I did a column a while back offering tips on choosing the best options. Here are some highlights:
Most workers spend more time comparing airline ticket prices than they do comparing health care plans, said Etti Baranoff, associate professor of insurance and finance at Virginia Commonwealth University and author of “Risk Management and Insurance.”
That means it’s time for employees to do “a cost-benefit analysis and not just look at premiums,” she said.
First, you have to figure out the basic insurance lingo:
Copay: The flat fee you pay every time you get medical care, such as a visit to your primary care physician or lab services.
Deductible: The amount you’re responsible for paying to your doctor or for hospital visits before insurance coverage kicks in.
Coinsurance: The percentage of the medical care you’re responsible for paying that the insurer does not. For example, your coinsurance for a hospital stay may be 20 percent of the total cost, while the insurer pays 80 percent.
Maximum out of pocket: No matter how much medical care you get during the year, there is a maximum amount annually that you will have to shell out. Once you hit that number, insurance typically covers all the remaining medical expenses.
The second thing you’ll want to figure out, to the best of your ability, is how much health care you expect to use next year, said Robert Slayton, vice president of the Illinois State Association of Health Underwriters.
Slayton offered some guidance:
* To compare plans, it’s always smart to take a snapshot of a year of typical care and a snapshot of a worst-case scenario. For example, employees should multiply their portion of the medical premium by 12 to annualize it. Then take the typical number of office visits and prescription costs into account and any unique factors (such as if a person is diabetic or has another chronic condition). Then take the worst-case scenario where the patient maxes out the deductible and coinsurance, plus copays, plus annual premium amount. When employees compare plans, they will get a good feel for which one they will be most comfortable with.
* If employees will be having elective surgery, they should compare reimbursements between plans to make sure there is no cap. They also need to determine if the doctor they want to use is in the plan’s network.
Physician and hospital networks in many plans will be shrinking as a result of employers trying to ratchet down costs, Slayton explained. So that means if you think your HMO or PPO is exactly the same as last year because you see little change, you still need to look closely at the network list.

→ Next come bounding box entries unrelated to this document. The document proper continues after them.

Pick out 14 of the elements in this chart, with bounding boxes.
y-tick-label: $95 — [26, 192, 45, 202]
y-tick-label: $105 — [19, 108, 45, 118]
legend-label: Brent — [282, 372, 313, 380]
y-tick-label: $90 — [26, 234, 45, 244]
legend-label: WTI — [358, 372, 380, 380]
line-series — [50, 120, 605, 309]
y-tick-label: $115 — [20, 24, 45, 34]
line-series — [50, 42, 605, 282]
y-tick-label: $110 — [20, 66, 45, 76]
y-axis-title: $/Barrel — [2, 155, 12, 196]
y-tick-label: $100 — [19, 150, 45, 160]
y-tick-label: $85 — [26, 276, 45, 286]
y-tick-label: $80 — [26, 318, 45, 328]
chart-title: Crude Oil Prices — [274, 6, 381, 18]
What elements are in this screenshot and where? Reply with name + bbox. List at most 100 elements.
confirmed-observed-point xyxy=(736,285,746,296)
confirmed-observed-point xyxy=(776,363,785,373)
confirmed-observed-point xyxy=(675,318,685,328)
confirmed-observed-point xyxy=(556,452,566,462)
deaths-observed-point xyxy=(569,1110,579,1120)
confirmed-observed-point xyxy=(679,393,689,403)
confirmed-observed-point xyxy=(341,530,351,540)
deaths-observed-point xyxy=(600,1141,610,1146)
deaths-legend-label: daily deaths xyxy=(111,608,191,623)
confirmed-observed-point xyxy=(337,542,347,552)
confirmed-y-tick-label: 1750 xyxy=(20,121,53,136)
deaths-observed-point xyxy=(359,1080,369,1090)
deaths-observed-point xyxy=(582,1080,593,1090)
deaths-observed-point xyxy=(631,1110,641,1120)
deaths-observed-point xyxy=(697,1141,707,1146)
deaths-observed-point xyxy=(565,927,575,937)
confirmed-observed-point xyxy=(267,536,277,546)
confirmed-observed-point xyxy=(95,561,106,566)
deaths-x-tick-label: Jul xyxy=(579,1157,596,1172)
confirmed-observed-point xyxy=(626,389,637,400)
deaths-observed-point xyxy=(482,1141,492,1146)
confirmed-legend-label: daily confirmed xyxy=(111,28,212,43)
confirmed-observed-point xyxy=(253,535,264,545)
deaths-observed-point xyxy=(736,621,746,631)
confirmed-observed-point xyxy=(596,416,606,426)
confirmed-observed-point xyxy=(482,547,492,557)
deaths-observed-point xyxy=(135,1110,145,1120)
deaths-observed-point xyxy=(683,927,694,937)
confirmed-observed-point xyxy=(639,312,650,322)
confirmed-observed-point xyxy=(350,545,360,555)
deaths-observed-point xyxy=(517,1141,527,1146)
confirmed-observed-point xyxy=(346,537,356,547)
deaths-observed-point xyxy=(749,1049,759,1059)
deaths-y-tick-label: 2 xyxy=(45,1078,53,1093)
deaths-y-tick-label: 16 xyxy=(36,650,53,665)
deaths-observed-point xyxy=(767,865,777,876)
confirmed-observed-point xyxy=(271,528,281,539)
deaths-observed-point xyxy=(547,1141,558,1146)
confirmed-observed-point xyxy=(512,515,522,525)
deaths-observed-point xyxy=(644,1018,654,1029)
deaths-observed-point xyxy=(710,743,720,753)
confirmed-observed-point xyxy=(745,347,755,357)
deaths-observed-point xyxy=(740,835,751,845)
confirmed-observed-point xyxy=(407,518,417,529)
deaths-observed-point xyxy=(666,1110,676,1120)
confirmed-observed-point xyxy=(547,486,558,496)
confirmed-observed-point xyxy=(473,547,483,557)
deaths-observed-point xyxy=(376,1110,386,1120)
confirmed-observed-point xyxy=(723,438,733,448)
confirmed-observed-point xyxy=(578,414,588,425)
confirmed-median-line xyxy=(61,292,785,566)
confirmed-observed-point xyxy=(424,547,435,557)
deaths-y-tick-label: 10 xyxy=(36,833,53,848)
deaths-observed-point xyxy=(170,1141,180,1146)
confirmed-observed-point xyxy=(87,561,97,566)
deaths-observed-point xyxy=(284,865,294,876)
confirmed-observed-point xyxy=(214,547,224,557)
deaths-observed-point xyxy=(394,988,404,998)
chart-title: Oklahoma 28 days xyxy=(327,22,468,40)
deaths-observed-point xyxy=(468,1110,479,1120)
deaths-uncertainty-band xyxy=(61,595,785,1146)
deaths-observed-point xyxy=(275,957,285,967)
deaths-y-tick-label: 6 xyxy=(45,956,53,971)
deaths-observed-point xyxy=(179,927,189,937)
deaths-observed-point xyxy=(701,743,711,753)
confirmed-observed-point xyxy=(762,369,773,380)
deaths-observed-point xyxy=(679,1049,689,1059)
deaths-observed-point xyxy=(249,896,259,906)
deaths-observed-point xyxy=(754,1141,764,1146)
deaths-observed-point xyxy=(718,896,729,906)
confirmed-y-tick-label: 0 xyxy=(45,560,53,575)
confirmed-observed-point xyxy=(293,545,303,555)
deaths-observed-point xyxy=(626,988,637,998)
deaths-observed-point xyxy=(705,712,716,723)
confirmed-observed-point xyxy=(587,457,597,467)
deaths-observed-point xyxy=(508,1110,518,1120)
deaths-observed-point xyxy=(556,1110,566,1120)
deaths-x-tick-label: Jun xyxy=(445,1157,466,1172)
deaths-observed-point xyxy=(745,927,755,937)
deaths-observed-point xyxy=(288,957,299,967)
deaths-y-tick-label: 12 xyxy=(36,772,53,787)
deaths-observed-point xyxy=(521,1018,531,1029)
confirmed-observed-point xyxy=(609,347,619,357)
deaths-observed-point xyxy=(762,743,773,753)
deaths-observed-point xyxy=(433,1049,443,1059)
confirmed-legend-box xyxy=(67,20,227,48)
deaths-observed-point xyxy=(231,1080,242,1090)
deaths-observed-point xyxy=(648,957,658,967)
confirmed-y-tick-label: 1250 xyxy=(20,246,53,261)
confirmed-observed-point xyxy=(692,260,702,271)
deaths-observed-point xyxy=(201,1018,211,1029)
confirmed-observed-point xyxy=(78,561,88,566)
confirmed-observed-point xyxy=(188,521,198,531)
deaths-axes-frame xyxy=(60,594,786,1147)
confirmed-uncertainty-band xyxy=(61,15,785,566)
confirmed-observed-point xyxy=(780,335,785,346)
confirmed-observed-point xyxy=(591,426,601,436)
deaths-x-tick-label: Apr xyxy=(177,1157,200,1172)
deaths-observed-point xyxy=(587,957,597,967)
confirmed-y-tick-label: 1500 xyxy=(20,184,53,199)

Many workers mistakenly think they can save money by keeping family members off their health plan, adding individuals later in the year if they need medical care, said Roger Sevigny, past president of the National Association of Insurance Commissioners. This can’t be done, he said.
If you just can’t afford the standard PPO or HMO being offered by your company, Sevigny added, you may want to consider a high-deductible plan, which means you’ll pay less in premiums but a higher deductible. You could potentially end up paying big time in out-of-pocket costs if you fall ill, but at least a major illness won’t likely bankrupt you.
You also might be able to reduce the monthly premium or copayments on your plan by participating in wellness initiatives if they’re available at your company, said Randy Abbott, a senior health benefits consultant for Watson Wyatt, a global consulting firm..
A so-called personal wellness assessment that identifies ways to reduce your health risks could save $100 to $1,000 a year, depending on the employer, Abbott said.
One big no-no, Abbott said, is assuming the plan you had last year is the same this year or even that it’s still the best option for you.
“We find a lot of employees are overinsured,” he said. For example, a single man in good health may be signed up for a plan that offers free gynecology visits or low-cost prescription drugs. Reading the fine print of what’s covered and what’s not could mean big savings and peace of mind, he added.
Health insurance literature is “painful to read, but it’s your health,” Abbott said.